The Shit List

Published April 22, 2008

The Shit List GuyBy Mac Smith

1. ABC News
A war in Iraq, rising gas prices, home foreclosures, tax reform, immigration, gun laws, health care, our eroding school system, and an undecided democratic candidate all hung in the balance last Wednesday during ABC’s moderated debate, and we got the inside scoop on Obama’s flag pin. We found out who each candidate thinks is more electable. Obama found himself on the defense for his association with Reverend Wright, and Clinton regaled us with her famous Bosnia Landing Story. Charlie Gibson and George Stephanopoulos, you guys are either fucking stupid or think the American people are. You’re both fired.

2. Vitamins
A new study suggests that vitamin supplements may increase the risk of premature death. Thanks, Mom.
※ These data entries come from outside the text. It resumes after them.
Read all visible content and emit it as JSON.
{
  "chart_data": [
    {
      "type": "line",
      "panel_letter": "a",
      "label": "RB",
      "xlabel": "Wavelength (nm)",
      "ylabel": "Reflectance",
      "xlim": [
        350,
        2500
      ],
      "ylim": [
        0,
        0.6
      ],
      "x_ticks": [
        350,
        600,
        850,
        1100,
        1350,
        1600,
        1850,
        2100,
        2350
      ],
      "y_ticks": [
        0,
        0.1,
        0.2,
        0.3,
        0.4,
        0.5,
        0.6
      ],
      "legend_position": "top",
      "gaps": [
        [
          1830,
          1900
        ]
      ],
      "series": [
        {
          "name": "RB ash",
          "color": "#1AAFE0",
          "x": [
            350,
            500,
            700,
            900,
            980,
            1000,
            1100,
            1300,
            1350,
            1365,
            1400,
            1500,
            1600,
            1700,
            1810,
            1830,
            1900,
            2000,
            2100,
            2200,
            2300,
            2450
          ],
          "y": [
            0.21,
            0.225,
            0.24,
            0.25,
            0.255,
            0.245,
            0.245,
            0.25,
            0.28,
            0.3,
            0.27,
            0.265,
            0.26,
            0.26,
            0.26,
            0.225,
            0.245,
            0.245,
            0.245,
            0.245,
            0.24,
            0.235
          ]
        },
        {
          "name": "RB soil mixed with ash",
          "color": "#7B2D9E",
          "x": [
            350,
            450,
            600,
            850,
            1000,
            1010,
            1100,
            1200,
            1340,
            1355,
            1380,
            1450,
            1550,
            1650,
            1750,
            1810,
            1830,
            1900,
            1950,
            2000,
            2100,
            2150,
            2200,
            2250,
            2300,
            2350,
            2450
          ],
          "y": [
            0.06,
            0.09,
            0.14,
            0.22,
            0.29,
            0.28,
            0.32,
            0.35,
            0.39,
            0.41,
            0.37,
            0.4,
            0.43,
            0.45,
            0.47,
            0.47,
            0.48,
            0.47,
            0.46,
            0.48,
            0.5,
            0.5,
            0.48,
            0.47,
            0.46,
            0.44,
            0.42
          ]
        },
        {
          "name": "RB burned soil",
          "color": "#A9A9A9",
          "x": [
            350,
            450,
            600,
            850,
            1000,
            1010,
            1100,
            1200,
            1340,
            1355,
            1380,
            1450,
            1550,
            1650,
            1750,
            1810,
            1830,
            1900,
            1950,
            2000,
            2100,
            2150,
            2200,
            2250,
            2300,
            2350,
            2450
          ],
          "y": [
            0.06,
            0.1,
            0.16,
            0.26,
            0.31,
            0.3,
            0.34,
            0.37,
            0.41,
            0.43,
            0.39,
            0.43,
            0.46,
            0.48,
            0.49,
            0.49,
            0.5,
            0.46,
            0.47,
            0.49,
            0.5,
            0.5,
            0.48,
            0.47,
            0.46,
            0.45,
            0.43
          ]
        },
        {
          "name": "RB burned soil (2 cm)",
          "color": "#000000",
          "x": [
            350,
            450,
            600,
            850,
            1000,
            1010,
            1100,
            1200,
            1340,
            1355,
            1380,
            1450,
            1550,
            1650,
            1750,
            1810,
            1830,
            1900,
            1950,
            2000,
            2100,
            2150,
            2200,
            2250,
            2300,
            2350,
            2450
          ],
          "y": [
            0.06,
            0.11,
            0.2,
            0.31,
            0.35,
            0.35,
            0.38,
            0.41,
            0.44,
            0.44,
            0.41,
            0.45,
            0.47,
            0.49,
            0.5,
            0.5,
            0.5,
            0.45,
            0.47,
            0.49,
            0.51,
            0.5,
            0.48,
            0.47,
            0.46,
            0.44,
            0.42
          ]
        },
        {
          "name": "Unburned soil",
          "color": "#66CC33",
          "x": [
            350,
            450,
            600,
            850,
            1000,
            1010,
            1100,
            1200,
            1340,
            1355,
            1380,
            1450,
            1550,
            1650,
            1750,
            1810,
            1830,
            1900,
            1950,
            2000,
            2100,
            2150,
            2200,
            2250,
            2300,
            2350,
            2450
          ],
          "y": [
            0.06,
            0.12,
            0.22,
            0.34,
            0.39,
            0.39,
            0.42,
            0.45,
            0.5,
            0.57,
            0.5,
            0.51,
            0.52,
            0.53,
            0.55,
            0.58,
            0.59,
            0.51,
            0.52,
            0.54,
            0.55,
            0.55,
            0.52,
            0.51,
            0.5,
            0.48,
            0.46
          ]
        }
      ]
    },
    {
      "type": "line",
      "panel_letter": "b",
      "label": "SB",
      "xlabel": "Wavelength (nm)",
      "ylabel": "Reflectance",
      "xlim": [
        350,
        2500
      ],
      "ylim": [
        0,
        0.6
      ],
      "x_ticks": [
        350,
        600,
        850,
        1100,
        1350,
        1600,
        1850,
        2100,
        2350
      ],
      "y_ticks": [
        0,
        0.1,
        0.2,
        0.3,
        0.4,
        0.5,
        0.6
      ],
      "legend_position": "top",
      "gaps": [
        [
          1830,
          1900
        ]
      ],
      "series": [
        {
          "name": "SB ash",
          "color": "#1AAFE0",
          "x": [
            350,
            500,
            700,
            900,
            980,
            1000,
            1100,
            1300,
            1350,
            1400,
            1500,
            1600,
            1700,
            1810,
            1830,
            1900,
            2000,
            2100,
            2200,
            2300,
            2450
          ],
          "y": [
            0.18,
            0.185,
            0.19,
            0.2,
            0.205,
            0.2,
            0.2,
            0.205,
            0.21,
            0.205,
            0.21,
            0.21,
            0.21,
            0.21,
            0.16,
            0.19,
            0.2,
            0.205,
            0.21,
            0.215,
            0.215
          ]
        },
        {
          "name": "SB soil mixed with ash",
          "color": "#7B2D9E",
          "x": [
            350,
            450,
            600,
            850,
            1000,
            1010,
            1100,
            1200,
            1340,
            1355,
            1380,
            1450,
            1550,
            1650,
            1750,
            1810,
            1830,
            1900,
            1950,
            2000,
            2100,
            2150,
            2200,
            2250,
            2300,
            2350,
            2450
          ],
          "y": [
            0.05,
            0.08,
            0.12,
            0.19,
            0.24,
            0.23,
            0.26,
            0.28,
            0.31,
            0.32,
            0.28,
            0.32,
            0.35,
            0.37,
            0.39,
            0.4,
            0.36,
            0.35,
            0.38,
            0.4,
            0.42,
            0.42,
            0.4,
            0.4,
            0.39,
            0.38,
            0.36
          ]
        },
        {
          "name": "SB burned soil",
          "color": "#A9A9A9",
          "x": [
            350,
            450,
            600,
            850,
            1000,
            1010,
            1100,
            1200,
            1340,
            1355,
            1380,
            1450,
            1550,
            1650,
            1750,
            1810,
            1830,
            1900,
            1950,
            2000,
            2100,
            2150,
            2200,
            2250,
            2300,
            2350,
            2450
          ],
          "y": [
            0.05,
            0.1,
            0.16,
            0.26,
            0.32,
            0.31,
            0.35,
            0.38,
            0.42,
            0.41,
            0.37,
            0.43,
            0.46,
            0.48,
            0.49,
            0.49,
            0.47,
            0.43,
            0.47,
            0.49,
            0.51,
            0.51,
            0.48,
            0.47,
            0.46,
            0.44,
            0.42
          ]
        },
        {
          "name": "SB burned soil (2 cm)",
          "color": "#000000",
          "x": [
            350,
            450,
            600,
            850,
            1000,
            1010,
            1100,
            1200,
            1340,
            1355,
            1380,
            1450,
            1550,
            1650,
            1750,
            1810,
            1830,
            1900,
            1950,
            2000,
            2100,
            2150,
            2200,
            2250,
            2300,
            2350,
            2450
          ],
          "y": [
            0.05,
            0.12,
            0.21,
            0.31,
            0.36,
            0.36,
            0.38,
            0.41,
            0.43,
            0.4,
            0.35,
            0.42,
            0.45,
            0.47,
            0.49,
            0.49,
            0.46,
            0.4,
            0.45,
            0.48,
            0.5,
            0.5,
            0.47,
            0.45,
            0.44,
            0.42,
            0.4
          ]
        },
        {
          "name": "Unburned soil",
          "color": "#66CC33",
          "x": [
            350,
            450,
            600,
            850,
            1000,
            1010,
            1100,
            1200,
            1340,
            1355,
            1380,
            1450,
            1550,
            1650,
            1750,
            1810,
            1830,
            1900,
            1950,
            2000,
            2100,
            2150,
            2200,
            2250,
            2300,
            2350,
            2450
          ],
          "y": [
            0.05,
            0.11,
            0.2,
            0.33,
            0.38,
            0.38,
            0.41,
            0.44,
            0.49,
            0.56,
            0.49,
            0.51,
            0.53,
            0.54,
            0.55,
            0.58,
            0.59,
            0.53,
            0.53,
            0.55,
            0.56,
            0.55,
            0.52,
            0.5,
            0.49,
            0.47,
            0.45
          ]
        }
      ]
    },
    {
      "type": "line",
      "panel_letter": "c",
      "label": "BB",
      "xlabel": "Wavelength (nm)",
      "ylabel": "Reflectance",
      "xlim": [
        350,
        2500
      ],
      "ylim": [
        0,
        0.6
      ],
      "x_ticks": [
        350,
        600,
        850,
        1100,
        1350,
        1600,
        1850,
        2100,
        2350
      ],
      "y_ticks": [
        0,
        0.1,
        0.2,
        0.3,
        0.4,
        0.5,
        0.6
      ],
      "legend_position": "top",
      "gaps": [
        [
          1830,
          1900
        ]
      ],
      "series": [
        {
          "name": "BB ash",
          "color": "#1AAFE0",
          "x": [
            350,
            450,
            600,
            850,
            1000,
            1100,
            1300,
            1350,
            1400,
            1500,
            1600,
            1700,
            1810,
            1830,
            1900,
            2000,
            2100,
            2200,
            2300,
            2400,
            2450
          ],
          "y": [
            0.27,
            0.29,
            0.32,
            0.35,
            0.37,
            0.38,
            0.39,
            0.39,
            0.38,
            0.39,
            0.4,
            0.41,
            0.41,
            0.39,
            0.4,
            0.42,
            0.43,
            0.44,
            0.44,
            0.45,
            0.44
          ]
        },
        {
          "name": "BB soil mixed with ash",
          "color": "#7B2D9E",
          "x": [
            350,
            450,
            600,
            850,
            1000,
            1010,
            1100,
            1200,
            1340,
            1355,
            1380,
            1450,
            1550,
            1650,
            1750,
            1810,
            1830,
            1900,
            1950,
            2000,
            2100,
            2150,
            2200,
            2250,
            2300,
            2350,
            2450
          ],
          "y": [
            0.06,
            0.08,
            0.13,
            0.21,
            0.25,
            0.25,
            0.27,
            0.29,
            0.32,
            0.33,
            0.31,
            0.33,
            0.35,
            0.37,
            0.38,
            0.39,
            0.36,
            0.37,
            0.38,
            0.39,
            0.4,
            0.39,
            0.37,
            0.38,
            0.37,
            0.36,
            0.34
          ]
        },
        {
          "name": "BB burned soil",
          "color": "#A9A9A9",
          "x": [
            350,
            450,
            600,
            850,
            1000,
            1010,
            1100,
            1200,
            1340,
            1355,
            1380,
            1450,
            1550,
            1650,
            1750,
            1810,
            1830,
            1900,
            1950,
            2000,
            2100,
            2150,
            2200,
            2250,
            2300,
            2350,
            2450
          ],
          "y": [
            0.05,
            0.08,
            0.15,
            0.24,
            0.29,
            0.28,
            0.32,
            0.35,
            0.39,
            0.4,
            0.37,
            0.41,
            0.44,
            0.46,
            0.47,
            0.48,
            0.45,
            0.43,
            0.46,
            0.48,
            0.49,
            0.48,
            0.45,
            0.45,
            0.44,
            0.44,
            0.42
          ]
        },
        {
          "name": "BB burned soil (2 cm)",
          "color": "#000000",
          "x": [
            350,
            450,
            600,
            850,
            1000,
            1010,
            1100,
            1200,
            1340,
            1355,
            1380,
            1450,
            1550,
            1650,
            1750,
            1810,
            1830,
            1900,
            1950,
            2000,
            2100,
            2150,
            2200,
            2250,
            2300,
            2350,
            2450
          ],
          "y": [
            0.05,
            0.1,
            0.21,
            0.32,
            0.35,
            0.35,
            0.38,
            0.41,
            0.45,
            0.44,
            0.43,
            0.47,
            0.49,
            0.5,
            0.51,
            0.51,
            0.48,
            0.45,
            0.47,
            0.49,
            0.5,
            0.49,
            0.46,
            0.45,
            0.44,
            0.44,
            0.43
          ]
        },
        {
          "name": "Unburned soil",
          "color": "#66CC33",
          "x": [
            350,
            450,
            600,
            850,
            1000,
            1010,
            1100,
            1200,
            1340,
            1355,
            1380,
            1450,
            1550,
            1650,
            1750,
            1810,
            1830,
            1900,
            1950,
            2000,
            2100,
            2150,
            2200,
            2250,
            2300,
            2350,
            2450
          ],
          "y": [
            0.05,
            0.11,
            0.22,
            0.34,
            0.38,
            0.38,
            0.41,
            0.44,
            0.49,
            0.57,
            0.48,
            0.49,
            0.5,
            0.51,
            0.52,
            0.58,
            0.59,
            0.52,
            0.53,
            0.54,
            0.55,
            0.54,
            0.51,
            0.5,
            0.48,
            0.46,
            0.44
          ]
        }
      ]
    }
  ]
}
Thanks a lot.

3. Honda
Staff at a Honda factory in the UK has been prohibited from eating cake and chocolate bars with a biscuit base. For instance: Three Musketeers=good, Twix=Bad. A Honda spokesman said that “our overall objective is to always deliver the highest quality product…therefore company standards are an essential aspect of our business.” I’m laughing right now as I write this.

4. Yuri Lyalin
This Russian man went to work, got drunk, passed out, got up, ate breakfast, and noticed a six inch knife stuck in his back. The next time you wake up to an unfortunate situation after a binge, remember to put things in perspective. Or maybe we just need to get whatever it is they drink over there.

5. Humanity
Sometime between May 1st and June 1st, the world’s population will hit 6,666,666,666. This doesn’t really mean anything. But if the world ends in the next month, we might have some indication.